How to Be Alone: If You Want To, and Even If You Don’t by Lane Moore (Photo credit: Atria Books)
Your book is so important because you assert that you can belong to yourself first or even always if you want to—and you can learn to view friends as family instead of becoming fixated on not having the traditional family. You write about wanting to belong to someone so badly that you let yourself become a doormat. You stopped having needs in order to become the perfect partner. Yes. Even when my parents were absent, I was still attached to the idea that their struggles were a form of love. It took a long time to write a different story for myself. But now, I think I can.
One year, I ghosted on a Thanksgiving gathering for orphans, and I was relieved to read that I’m not alone in this experience. You perfectly describe the unconscious torture our beloveds inflict on us by inviting us to these holiday soirées:
“It’s so hard to tell people, ‘Yeah, the holidays kind of bum me out because my best friend as a kid was a caterpillar I kept in a muffin-tin liner in my room.’ You end up feeling like you don’t have a place in the world because your genuine, deeply felt and often beyond-painful feelings about your nontraditional family situation get swept under the rug in favor of easier, more ‘normal’ frustrations with otherwise good families.”
I have always felt lonely at “orphan” Thanksgivings, and as an introvert, I resent being surrounded by strangers, usually in pairs or otherwise unavailable, on a day of national significance. The question I am always negotiating, even after years of therapy, is whether it’s valid to just skip these functions instead of trying to make them work. Holiday gatherings will always be hard if you haven’t had a “normal” experience, but practicing different ways to make them feel better is worth a shot. Reading How to Be Alone is like having real talk with the friend who loves you too much to lie to you. That friend will light the path back to yourself when you get seduced by your own darkness.

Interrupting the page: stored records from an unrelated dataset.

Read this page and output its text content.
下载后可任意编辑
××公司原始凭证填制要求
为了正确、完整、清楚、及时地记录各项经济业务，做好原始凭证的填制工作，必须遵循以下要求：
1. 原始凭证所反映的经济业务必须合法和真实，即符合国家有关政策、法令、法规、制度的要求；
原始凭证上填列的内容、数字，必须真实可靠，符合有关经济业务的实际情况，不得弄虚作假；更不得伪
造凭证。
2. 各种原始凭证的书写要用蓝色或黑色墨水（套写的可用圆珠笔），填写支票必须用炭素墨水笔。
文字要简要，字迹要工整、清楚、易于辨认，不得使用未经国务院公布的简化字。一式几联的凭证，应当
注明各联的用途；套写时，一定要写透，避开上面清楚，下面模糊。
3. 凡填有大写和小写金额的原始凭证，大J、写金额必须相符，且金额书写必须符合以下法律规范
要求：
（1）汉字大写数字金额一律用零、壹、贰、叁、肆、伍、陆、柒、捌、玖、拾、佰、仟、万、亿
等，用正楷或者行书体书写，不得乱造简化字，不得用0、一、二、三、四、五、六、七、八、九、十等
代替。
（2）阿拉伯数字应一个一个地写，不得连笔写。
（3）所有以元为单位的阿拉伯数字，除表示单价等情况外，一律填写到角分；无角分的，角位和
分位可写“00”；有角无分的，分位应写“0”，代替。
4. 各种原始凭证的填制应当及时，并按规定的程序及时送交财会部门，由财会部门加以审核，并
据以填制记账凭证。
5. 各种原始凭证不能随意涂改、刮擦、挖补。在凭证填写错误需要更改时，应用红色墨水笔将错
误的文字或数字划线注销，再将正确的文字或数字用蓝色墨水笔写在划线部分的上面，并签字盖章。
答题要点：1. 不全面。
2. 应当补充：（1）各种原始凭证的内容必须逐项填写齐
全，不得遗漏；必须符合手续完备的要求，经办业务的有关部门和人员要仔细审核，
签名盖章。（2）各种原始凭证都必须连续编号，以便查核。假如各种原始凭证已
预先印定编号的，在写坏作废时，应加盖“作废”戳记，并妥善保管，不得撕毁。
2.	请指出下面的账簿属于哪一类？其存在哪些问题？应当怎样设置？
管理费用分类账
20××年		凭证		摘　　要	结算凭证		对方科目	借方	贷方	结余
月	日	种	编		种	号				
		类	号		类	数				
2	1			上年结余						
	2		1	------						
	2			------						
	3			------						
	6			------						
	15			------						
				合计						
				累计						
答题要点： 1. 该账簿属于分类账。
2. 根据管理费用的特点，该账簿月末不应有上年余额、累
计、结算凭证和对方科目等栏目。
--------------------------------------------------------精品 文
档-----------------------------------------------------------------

Your commitment to survival is more than a notion; it’s a balm, an affirmation, an eternal love note, and a sacred love manifestation that starts as a whisper and rises into the atmosphere.
The most epic, incredible, soaring parts of your story, are the places where you’re tender, and funny, but also so harrowingly sad and devastated. Your commitment to survival is more than a notion; it’s a balm, an affirmation, an eternal love note, and a sacred love manifestation that starts as a whisper and rises into the atmosphere. How to be Alone gave me closure. What a gift it is to know that there’s another person in the world who’s so brave and true to her spirit that she survived the hardest parts of being alive. Instead of sinking into despair or madness; being waylaid by bitterness or tragedy; or turning the grueling and terrifying dark of isolation against yourself, you’ve transmuted it into a fire so bright that it blazes brilliantly, with a classic, universal humanity. James Baldwin said, “You think your heartbreak is unprecedented in the world, and then you read.” How To Be Alone is like that.
Lane, you deserve every single fucking good thing that happens to you. Thank you for reminding those of us who have survived hard things that we do, too.